Il s’agit d’abord d’une proposition  de loi faite par l’association des maires de France qui entend par là, favoriser le respect de la laïcité par tous. Il s’agit ensuite d’une proposition qui vise à bannir de l’espace public tel que les mairies et autres, la présence des crèches. L’histoire dit que quand on ne sait pas d’où l’on vient, on ne sait pas où l’on va. Cela signifie que quand vous reniez vos racines, à un moment donné, vous vous retrouverez avec plein d’interrogations et d’angoisses. Malheureusement, une telle proposition peut basculer dans ce sens. Il y a des réactions qui tendent à dire que la France est de tradition catholique. Sans le christianisme, la France ne serait pas ce qu’elle est aujourd’hui. Donc, de ce point de vue, l’on peut toujours prendre le tournant que l’on veut. Mais est-ce que l’on mesure le dommage que cela peut causer ? Je pense que parfois, on s’agite à la place du citoyen en pensant lui rendre service. Si cette décision devrait être prise comme loi, ce serait vraiment regrettable. Pour ce qui nous concerne ici, nous essayons de vivre en bonne intelligence avec nos lois. Même si nous sommes de différentes confessions religieuses, c’est une richesse et cela ne doit pas nous empêcher de vivre dans la fraternité. Donc, ce n’est pas la construction d’une crèche qui pourrait être source de division. Si quelque chose existe depuis longtemps dans l’histoire des peuples et que par une décision comme celle-ci, on veut l’enlever, cela est dommage, car la crèche, en elle-même, porte un message. Quels que soient les barbaries et le cycle de violence, les hommes restent toujours sensibles. Et celui qui est au centre de la crèche est un tout petit enfant. Donc, si l’on trouve des terroristes qui tirent sur une crèche, cela signifie que ces derniers ne peuvent plus compter parmi les humains. En plus, si l’innocence d’un enfant n’est pas à mesure de désarmer même les cœurs les plus endurcis, ce n’est pas la prise d’une décision légale qui pourrait rompre le cycle de la violence.
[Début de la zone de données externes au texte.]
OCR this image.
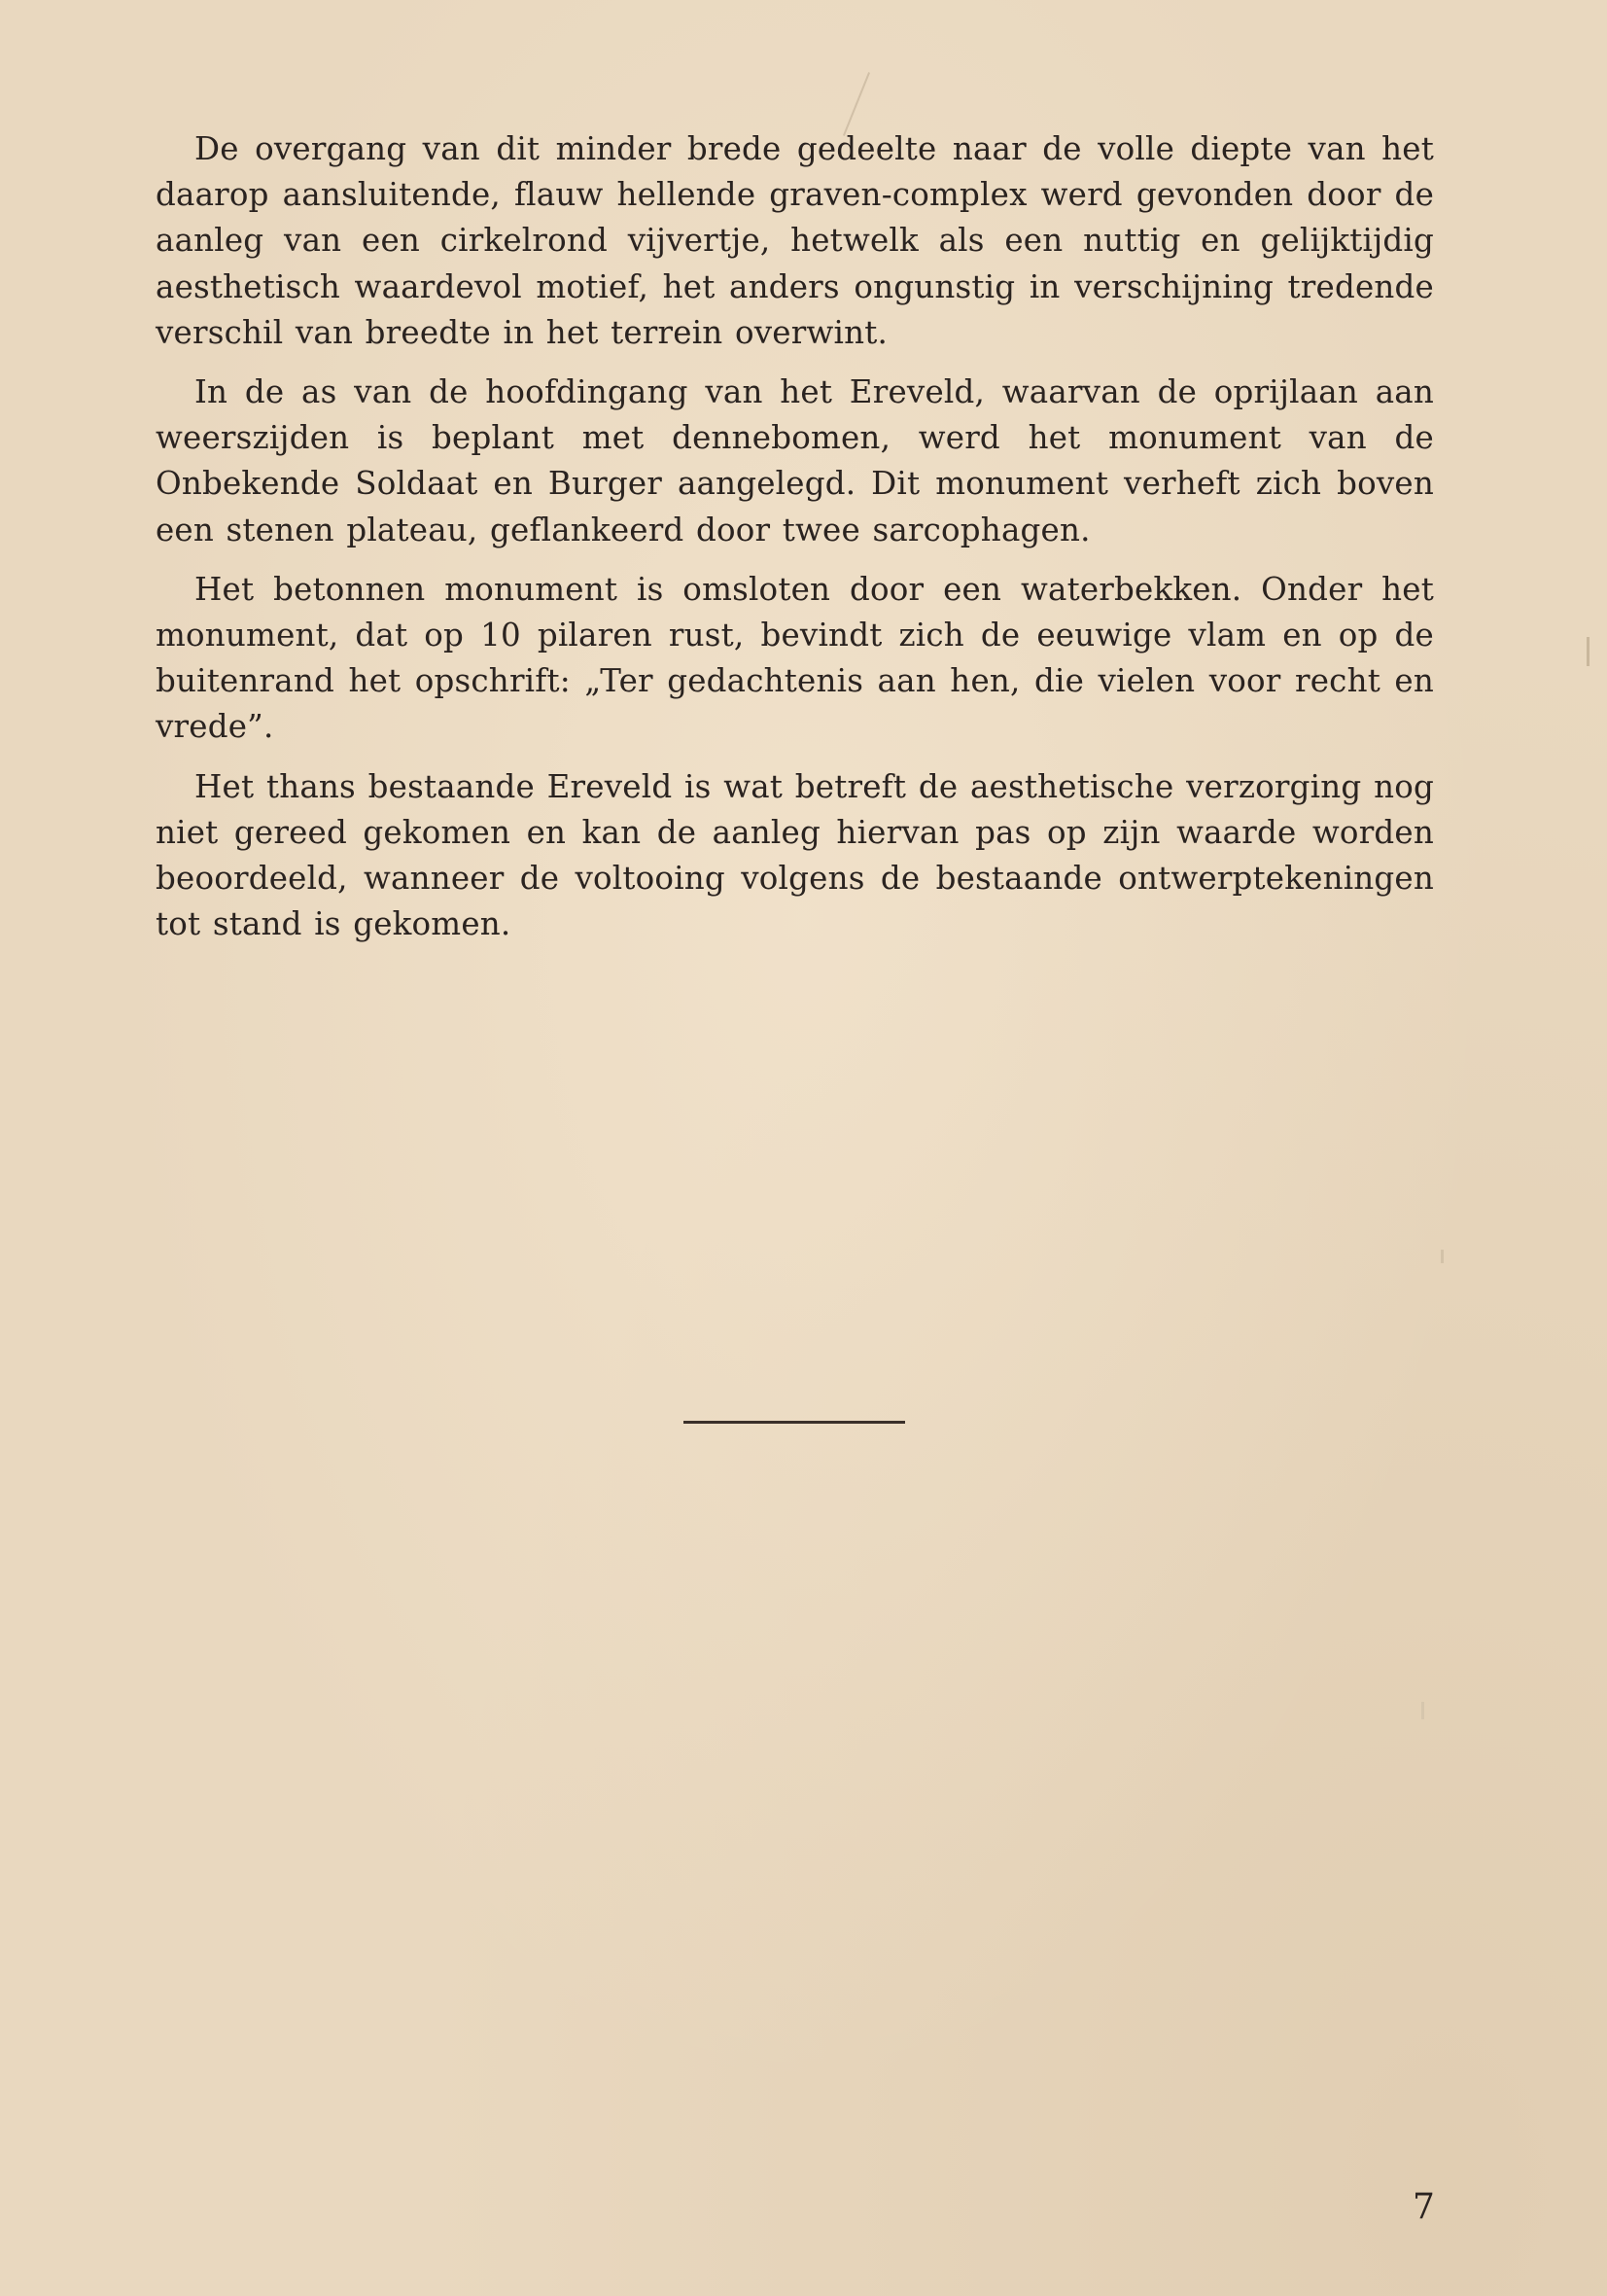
De overgang van dit minder brede gedeelte naar de volle diepte van het daarop aansluitende, flauw hellende graven-complex werd gevonden door de aanleg van een cirkelrond vijvertje, hetwelk als een nuttig en gelijktijdig aesthetisch waardevol motief, het anders ongunstig in verschijning tredende verschil van breedte in het terrein overwint.

In de as van de hoofdingang van het Ereveld, waarvan de oprijlaan aan weerszijden is beplant met dennebomen, werd het monument van de Onbekende Soldaat en Burger aangelegd. Dit monument verheft zich boven een stenen plateau, geflankeerd door twee sarcophagen.

Het betonnen monument is omsloten door een waterbekken. Onder het monument, dat op 10 pilaren rust, bevindt zich de eeuwige vlam en op de buitenrand het opschrift: „Ter gedachtenis aan hen, die vielen voor recht en vrede”.

Het thans bestaande Ereveld is wat betreft de aesthetische verzorging nog niet gereed gekomen en kan de aanleg hiervan pas op zijn waarde worden beoordeeld, wanneer de voltooing volgens de bestaande ontwerptekeningen tot stand is gekomen.

7
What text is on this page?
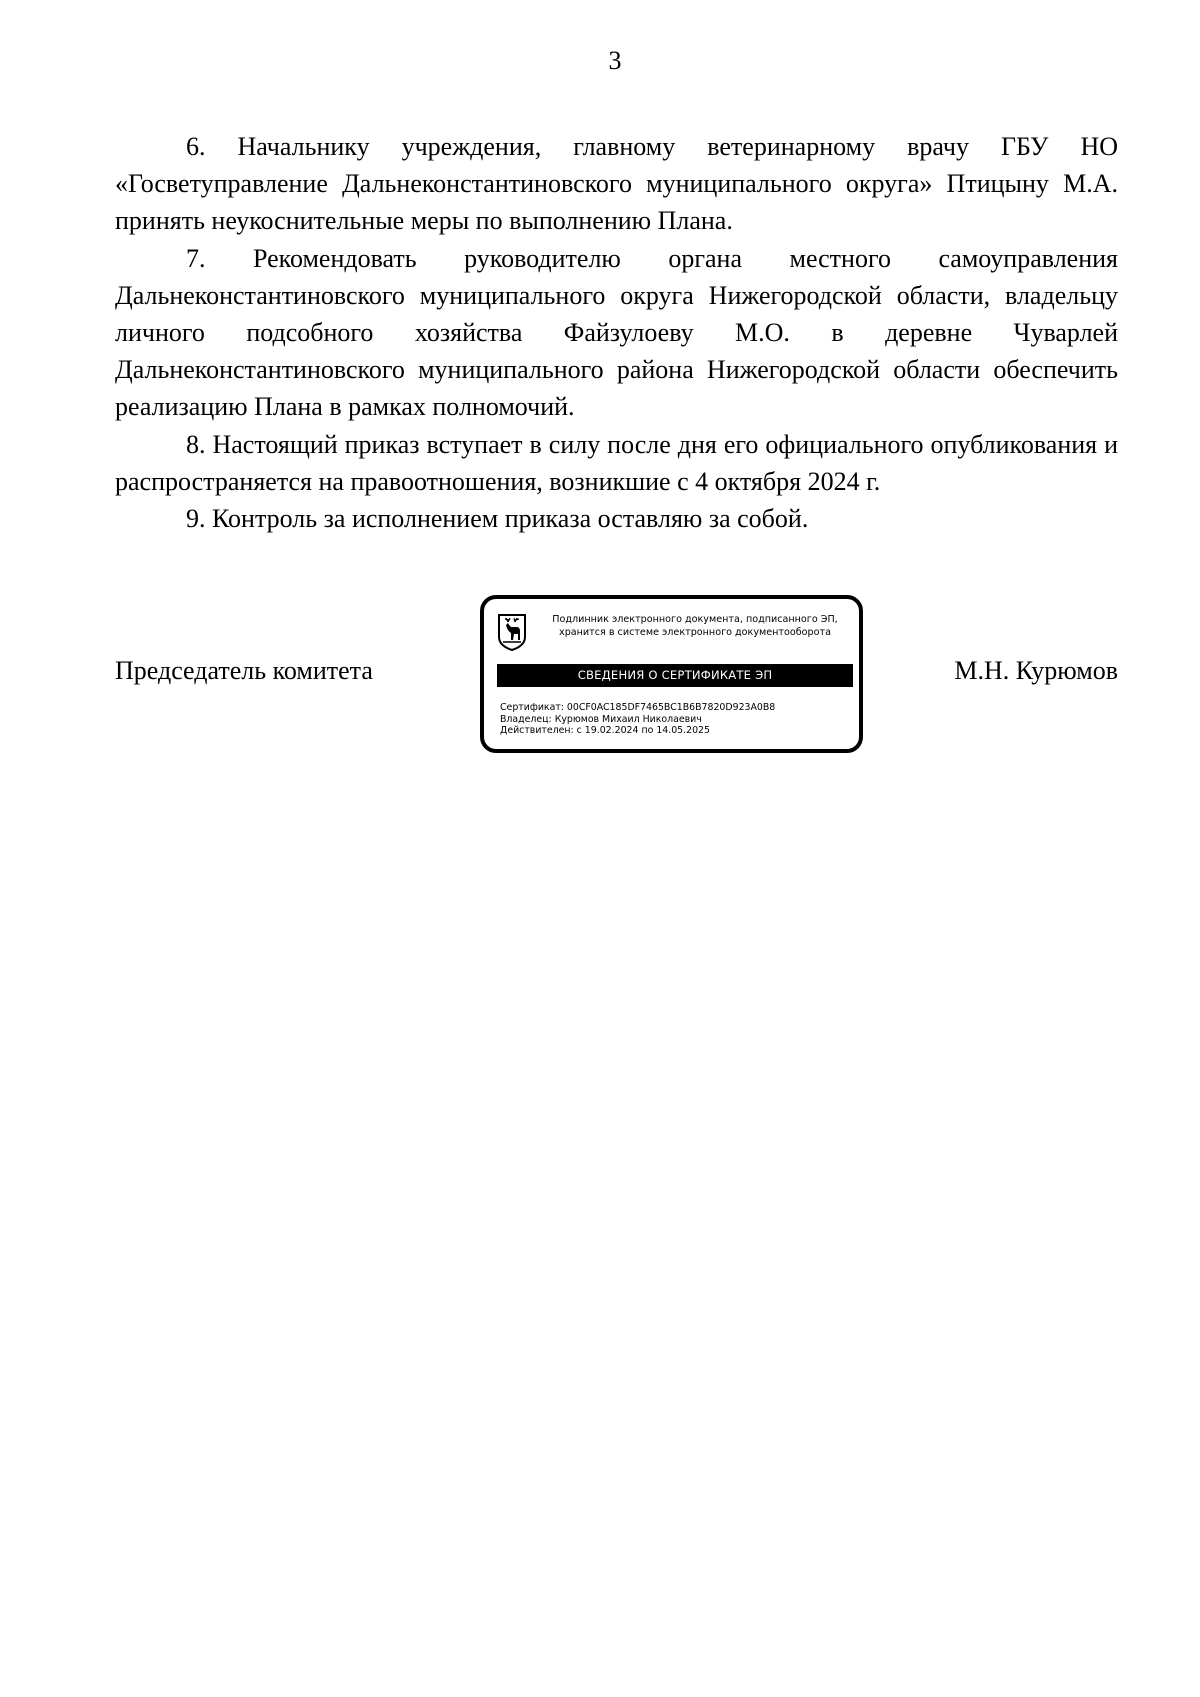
3

6. Начальнику учреждения, главному ветеринарному врачу ГБУ НО «Госветуправление Дальнеконстантиновского муниципального округа» Птицыну М.А. принять неукоснительные меры по выполнению Плана.

7. Рекомендовать руководителю органа местного самоуправления Дальнеконстантиновского муниципального округа Нижегородской области, владельцу личного подсобного хозяйства Файзулоеву М.О. в деревне Чуварлей Дальнеконстантиновского муниципального района Нижегородской области обеспечить реализацию Плана в рамках полномочий.

8. Настоящий приказ вступает в силу после дня его официального опубликования и распространяется на правоотношения, возникшие с 4 октября 2024 г.

9. Контроль за исполнением приказа оставляю за собой.

Председатель комитета	М.Н. Курюмов
Подлинник электронного документа, подписанного ЭП,
хранится в системе электронного документооборота
СВЕДЕНИЯ О СЕРТИФИКАТЕ ЭП
Сертификат: 00CF0AC185DF7465BC1B6B7820D923A0B8
Владелец: Курюмов Михаил Николаевич
Действителен: с 19.02.2024 по 14.05.2025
Avez-vous quelque chose d’autre à ajouter dont nous n’avons pas fait cas ?

Je souhaite un joyeux Noël au monde entier, sans distinction de religion. Que chacun accueille cette grâce de Dieu pour lui-même et pour tous ses frères et que l’année de la miséricorde dans laquelle nous sommes, apporte beaucoup de grâces, de bénédictions et de paix dans nos familles. Bonne fête à tous les élèves et que Jésus qui est le prince de la paix nous éduque tous à la paix.

Propos recueillis et retranscrits par V.T.